Dissatisfied shareholders, led by the Chandlers, had called for the breakup and piecemeal sale of the company to raise share prices, and the Tribune board itself had mentioned the possibility of spinning off the company's 23 TV stations as part of an alternative "self-help" recapitalization plan--but overall the board expressed a preference for keeping the company's properties intact. These also include the Los Angeles Times, Newsday of Long Island, and a minority stake in the Food Network.

Reports began circulating late Friday that the Tribune board was encouraging Zell to submit a bid matching a rival offer of $34 a share from two Los Angeles billionaires, Eli Broad and Ron Burkle, tendered on Thursday. Broad and Burkle's bid had topped Zell's previous offer of $33 a share and incorporated many elements of his proposal for the company, including the creation of an ESOP, as well as a promise to invest $500 million of their own money.

The end of the tortuous six-month auction is probably a relief for Tribune shareholders and management, but according to Ken Doctor, a newspaper industry analyst with Outsell, Inc., the big picture is gloomy: "The first thing you notice is there were no newspaper companies or media companies bidding on the Tribune Company at the end.

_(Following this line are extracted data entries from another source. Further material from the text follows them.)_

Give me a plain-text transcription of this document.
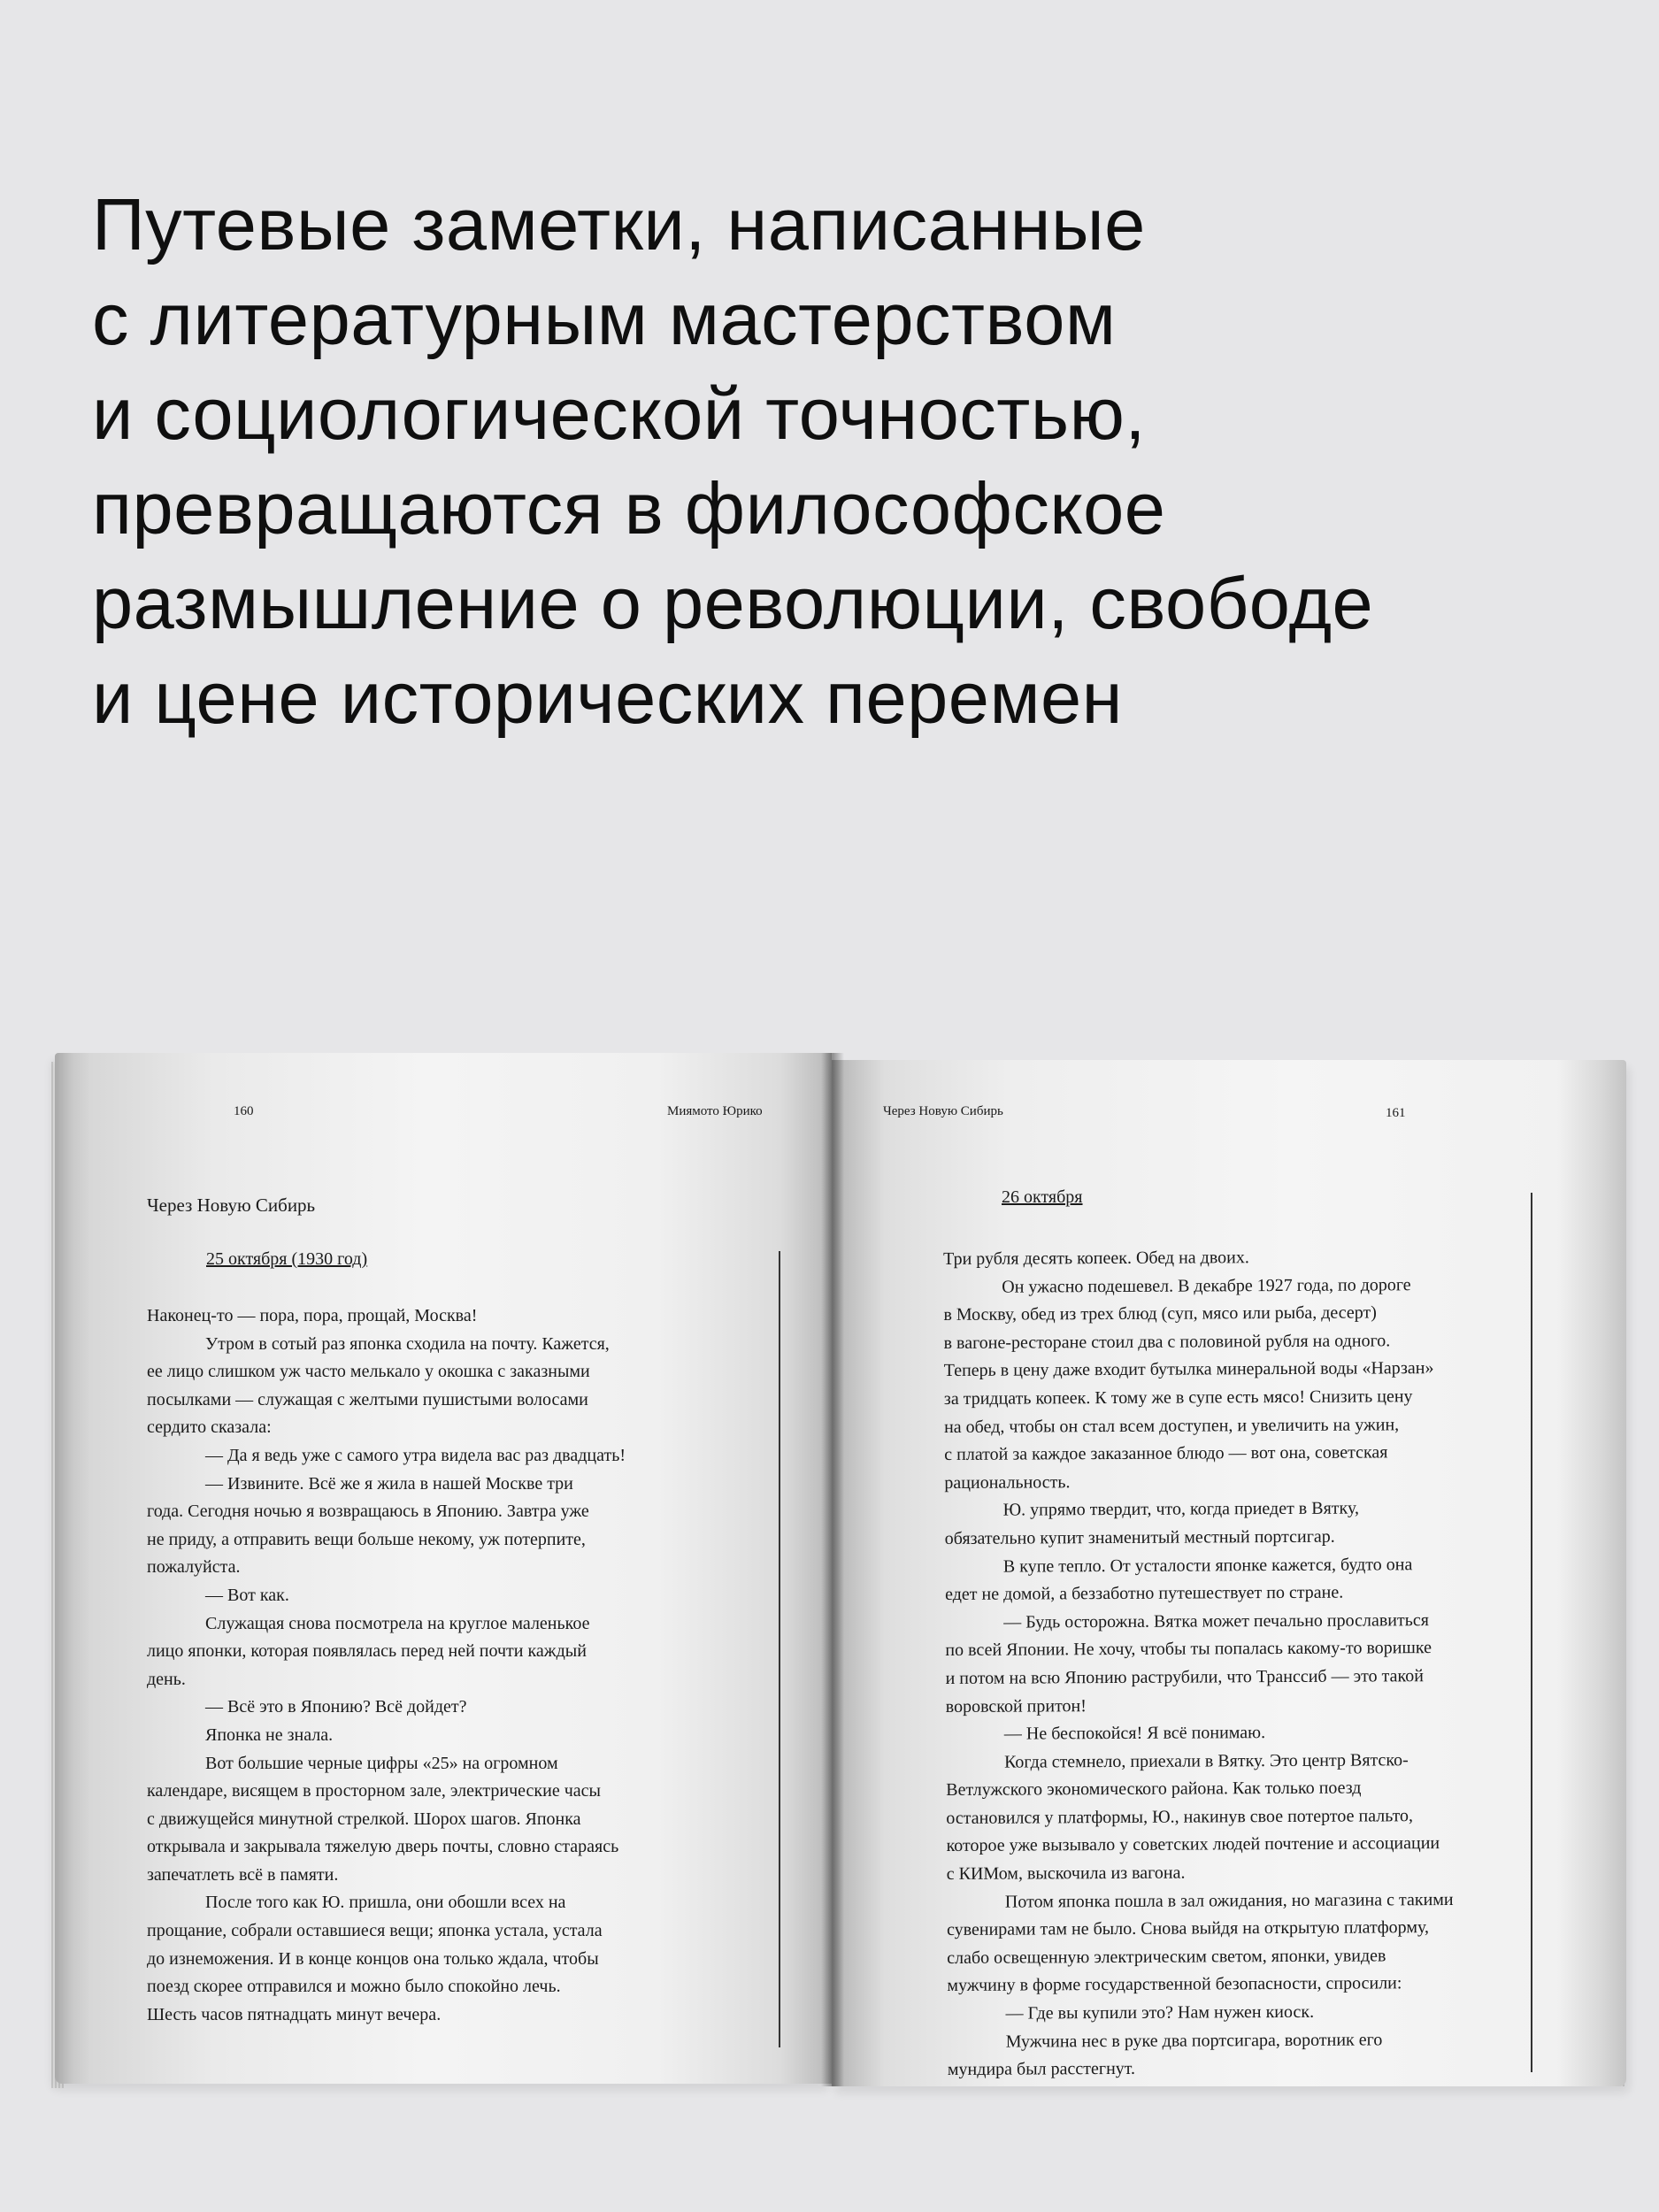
Путевые заметки, написанные
с литературным мастерством
и социологической точностью,
превращаются в философское
размышление о революции, свободе
и цене исторических перемен
160	Миямото Юрико
Через Новую Сибирь
25 октября (1930 год)
Наконец-то — пора, пора, прощай, Москва!
Утром в сотый раз японка сходила на почту. Кажется,
ее лицо слишком уж часто мелькало у окошка с заказными
посылками — служащая с желтыми пушистыми волосами
сердито сказала:
— Да я ведь уже с самого утра видела вас раз двадцать!
— Извините. Всё же я жила в нашей Москве три
года. Сегодня ночью я возвращаюсь в Японию. Завтра уже
не приду, а отправить вещи больше некому, уж потерпите,
пожалуйста.
— Вот как.
Служащая снова посмотрела на круглое маленькое
лицо японки, которая появлялась перед ней почти каждый
день.
— Всё это в Японию? Всё дойдет?
Японка не знала.
Вот большие черные цифры «25» на огромном
календаре, висящем в просторном зале, электрические часы
с движущейся минутной стрелкой. Шорох шагов. Японка
открывала и закрывала тяжелую дверь почты, словно стараясь
запечатлеть всё в памяти.
После того как Ю. пришла, они обошли всех на
прощание, собрали оставшиеся вещи; японка устала, устала
до изнеможения. И в конце концов она только ждала, чтобы
поезд скорее отправился и можно было спокойно лечь.
Шесть часов пятнадцать минут вечера.
Через Новую Сибирь	161
26 октября
Три рубля десять копеек. Обед на двоих.
Он ужасно подешевел. В декабре 1927 года, по дороге
в Москву, обед из трех блюд (суп, мясо или рыба, десерт)
в вагоне-ресторане стоил два с половиной рубля на одного.
Теперь в цену даже входит бутылка минеральной воды «Нарзан»
за тридцать копеек. К тому же в супе есть мясо! Снизить цену
на обед, чтобы он стал всем доступен, и увеличить на ужин,
с платой за каждое заказанное блюдо — вот она, советская
рациональность.
Ю. упрямо твердит, что, когда приедет в Вятку,
обязательно купит знаменитый местный портсигар.
В купе тепло. От усталости японке кажется, будто она
едет не домой, а беззаботно путешествует по стране.
— Будь осторожна. Вятка может печально прославиться
по всей Японии. Не хочу, чтобы ты попалась какому-то воришке
и потом на всю Японию раструбили, что Транссиб — это такой
воровской притон!
— Не беспокойся! Я всё понимаю.
Когда стемнело, приехали в Вятку. Это центр Вятско-
Ветлужского экономического района. Как только поезд
остановился у платформы, Ю., накинув свое потертое пальто,
которое уже вызывало у советских людей почтение и ассоциации
с КИМом, выскочила из вагона.
Потом японка пошла в зал ожидания, но магазина с такими
сувенирами там не было. Снова выйдя на открытую платформу,
слабо освещенную электрическим светом, японки, увидев
мужчину в форме государственной безопасности, спросили:
— Где вы купили это? Нам нужен киоск.
Мужчина нес в руке два портсигара, воротник его
мундира был расстегнут.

The only bidders were from outside the industry--after the shareholders and the market said, 'I don't think so.'"

Broad, like Zell, made his fortune in real estate and finance, while Burkle earned his billions building a chain of supermarkets. In light of industry trends, Doctor was skeptical that Zell could turn the company's fortunes around in the short term: "Sam Zell is known as an astute investor who really knows how to buy distressed properties. But what may be missing in all this is that Tribune is not particularly a distressed company--it's a company in a distressed industry. And the advertising and circulation decline is only deepening."

Speaking of the newspaper industry in general, Doctor was guardedly optimistic about long-term prospects: "There's significant long-term value in those newspaper and Internet brands. But companies are going to have to absorb lower margins for the next 3-5 years. In the short term, this is not something that [Zell] can make a quick buck on."